In fact, he sounds like a crazily awkward man, which will workout fine for Michigan as long as he wins. Here's some quotes from players about the first time they met their new frontman:
From Brendan F. Quinn of MLive.com:
"Some of the things that happened that day -- it was weird, it was not the norm," says senior linebacker Joe Bolden. "But at the same time, you have changes in life and you have to accept them and adapt to them and make the best of them."
[...]
Harbaugh, not surprisingly, opened with an allegory. This Michigan team, he told the players, was going to build a keel. Confused eyes scuttled back and forth.
"No one knew what a keel is," junior wideout Jehu Chesson says.
[...]
Then came the rules. Bolden notes, "This got a little interesting -- just what changes were made," but he won't budge on the details. "I know you want them," the senior says, "but I'm not going to give them to you."

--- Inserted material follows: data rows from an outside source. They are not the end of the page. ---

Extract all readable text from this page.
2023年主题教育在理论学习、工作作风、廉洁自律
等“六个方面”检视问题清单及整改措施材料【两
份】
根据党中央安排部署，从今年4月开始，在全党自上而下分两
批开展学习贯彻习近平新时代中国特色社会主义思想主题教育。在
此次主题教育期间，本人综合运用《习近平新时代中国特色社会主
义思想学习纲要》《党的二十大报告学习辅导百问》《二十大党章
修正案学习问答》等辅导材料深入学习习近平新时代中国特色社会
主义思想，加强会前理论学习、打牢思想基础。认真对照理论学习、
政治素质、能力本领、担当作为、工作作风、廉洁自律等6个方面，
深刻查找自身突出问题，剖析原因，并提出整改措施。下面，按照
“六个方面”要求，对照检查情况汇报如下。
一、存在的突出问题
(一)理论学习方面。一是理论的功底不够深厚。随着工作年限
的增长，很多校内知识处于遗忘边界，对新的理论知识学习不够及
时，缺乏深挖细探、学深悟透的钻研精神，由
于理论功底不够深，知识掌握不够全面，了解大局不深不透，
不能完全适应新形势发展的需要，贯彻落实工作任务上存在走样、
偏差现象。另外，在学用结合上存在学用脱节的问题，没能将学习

Revel in these glorious details now, because it may be all we have until Michigan gets its ass whooped in Utah on Sept. 3. Harbaugh has put his team into a "submarine" — his words — and none of Michigan's practices are open to the public. (Which is why Michigan writers are writing about a meeting that took place eight months ago and not, you know, fall practice.)
Alex Boone, an Ohio State Buckeye who played for Harbaugh in San Francisco, once said Harbaugh is great at delivering the initial boost upon his arrival. After that, though, things got weird.
Ship-building allegories that nobody understands are fine as long as you're delivering wins. If not, well, there's always an NFL owner Harbaugh can dupe out of millions of more dollars.